Of all the men I’d thought I loved that year, the only one left in my heart was Rood. I put down the paper and rolled my swivel chair over to his desk. It was dusted with those tiny white flakes. The tin where he kept the pictures of his grandkids was
still on his desk, and the pencil holder with its white plastic fork. I reached for the other tin—the one with his smokes—and took out an unfiltered Lucky, putting it between my teeth.

I opened the filing cabinet and found his brown paper bag, reached inside, and felt the sardine cans, four or five of them, enough to make it through another week before he’d have to stock up at the bodega again. There was a brand-new pack of lemon sugar wafers too.

At the back of the drawer was a yellow manila file, marked “For Miss Vane.” I took it out and found inside the list of names my mother had sent, now with a few check marks.
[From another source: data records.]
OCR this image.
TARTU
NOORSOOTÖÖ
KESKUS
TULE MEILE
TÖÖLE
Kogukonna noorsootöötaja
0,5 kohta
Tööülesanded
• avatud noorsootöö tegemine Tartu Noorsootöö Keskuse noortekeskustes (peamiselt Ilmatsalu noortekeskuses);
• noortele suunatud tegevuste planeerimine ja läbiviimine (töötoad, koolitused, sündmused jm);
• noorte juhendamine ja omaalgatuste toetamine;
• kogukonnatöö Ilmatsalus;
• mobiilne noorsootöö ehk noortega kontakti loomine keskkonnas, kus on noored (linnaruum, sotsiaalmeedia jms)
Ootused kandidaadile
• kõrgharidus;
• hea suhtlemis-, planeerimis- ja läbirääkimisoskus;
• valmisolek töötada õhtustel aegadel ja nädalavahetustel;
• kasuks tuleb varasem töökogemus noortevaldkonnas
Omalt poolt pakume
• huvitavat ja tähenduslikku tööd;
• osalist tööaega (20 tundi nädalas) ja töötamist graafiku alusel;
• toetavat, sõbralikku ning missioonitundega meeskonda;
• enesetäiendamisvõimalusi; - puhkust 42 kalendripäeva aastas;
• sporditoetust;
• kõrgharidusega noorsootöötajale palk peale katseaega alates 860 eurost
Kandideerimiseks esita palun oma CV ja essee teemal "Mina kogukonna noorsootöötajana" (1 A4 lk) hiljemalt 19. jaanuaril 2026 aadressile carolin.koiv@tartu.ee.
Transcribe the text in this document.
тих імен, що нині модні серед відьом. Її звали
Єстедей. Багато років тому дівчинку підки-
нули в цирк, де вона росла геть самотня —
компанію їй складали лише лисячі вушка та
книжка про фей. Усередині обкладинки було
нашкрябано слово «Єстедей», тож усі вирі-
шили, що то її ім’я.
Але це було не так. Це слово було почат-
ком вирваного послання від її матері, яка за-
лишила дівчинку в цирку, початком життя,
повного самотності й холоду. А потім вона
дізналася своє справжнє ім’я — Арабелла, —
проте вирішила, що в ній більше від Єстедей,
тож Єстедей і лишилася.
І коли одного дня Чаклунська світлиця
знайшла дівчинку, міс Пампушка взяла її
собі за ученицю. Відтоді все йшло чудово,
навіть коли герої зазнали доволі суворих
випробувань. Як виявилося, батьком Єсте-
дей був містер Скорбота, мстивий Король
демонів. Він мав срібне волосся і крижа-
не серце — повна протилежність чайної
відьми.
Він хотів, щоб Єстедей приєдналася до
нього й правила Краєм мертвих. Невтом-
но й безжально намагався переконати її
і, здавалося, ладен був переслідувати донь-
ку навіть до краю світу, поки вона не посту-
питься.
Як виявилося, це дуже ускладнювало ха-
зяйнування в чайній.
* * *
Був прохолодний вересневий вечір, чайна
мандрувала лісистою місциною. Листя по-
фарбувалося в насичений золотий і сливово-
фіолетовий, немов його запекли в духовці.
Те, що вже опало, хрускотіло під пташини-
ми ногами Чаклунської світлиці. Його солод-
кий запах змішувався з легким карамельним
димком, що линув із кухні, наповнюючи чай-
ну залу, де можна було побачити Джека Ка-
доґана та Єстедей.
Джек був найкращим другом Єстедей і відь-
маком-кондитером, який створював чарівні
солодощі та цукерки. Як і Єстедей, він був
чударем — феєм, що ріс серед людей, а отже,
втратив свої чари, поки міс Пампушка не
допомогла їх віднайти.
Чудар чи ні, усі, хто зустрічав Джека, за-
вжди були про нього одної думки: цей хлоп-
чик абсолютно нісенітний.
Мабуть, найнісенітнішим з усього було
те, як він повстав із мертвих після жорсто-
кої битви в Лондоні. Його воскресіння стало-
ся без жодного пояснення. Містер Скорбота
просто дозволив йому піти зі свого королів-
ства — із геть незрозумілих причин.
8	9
Attached to it, by paper clip, were a few other pages of handwritten text, all in Rood’s looping script. There were nine pages in all. Relatives of S. R. Miller. Actual people, connected to me. Maybe I did have a history out there, somewhere, after all. I put everything back and closed the drawer, except for the folder with my list. Then I went back to my former desk and began to fill up my cardboard box for the last time.

The phone rang. “Obits,” I said. “Vane.”


Out of the Past
is playing at Film Forum at eight fifteen,” said Curtis. “Want to come with?”

“Can’t,” I said. “Need to leave town for a while. I’d rather not explain, right now, if that’s okay with you. You’ll understand soon enough.”

“Such a mystery lady,” he said. “Okay, but you don’t get off that easy. I’m going to try you again soon.”

I told him that would be okay, and I hung up the phone. In my filing cabinet, I searched for anything salvageable, dumping old death faxes in the recycle bin and saving the odd folder that contained some stitch of worthwhile research. I found yellow pads with lists of old Style ideas:
designer shrugs?? French chefs on private-jets?? What makes Ricki love PETA so bad?
Jottings from a gentler era.

It was a lazy early morning in the dead heat of August. Randy Antillo was snoozing in his swivel chair in Rewrite, his head jerking into consciousness every few minutes when his chair fell too far back. Clint Westwood arrived sleepy-eyed, wearing seersucker, grumbling about the 4/5/6 train. Rusty Markowitz rushed to his desk, put down his briefcase, and swapped his penny loafers for a pair of black velvet slippers. Life here would go on without me, just as it always had, and maybe the world was better off with one less Valerie Vane.

Jane Battinger came by when my box was almost full. I still had the Lucky in my teeth. “You helped Curtis with a nice spread there, Valerie,” Battinger said. “It’s too bad the way everything turned out.”

“Thanks for saying so,” I said. “And I’m sorry about Mickey.”

She nodded. “Me too.”

I watched her walk away. Her gait was slower than usual; her hips swayed with the tune of melancholy. I wondered how she and Rood had spent the day on Friday. Maybe he’d taken her to the park to sort things out. Maybe they’d mended fences. I hoped so. Jane wasn’t all bad. It was possible that she’d been a looker in the old days, too, like Rood had said. And I bet Mickey had always kept a spiffy shine on his shoes. I imagined the two of them, young again like Cary Grant and Rosalind Russell in
His Girl Friday
. Maybe for a while they’d been a rat-a-tat duo in a newsroom full of copy boys and newsmen who wore cigarettes behind their ears and pencils in their caps. Rood would’ve been a go-getter willing to put sources in closets and climb out windows—anything for a scoop. Jane would’ve been gutsy and straight shooting, calling every card a spade.

Yes, it was true. I’d missed the best parts of Rood’s life, the glamorous past. He’d been there for me, all along, though, and the file he’d created that was in my hands was going to lead me to
my own past. Whether it was glamorous or not, I didn’t yet know. I wouldn’t be able to thank him, and I was sorry about that.

But isn’t it funny how well you can know someone after they’re gone? Better, it turns out sometimes, than when they lived.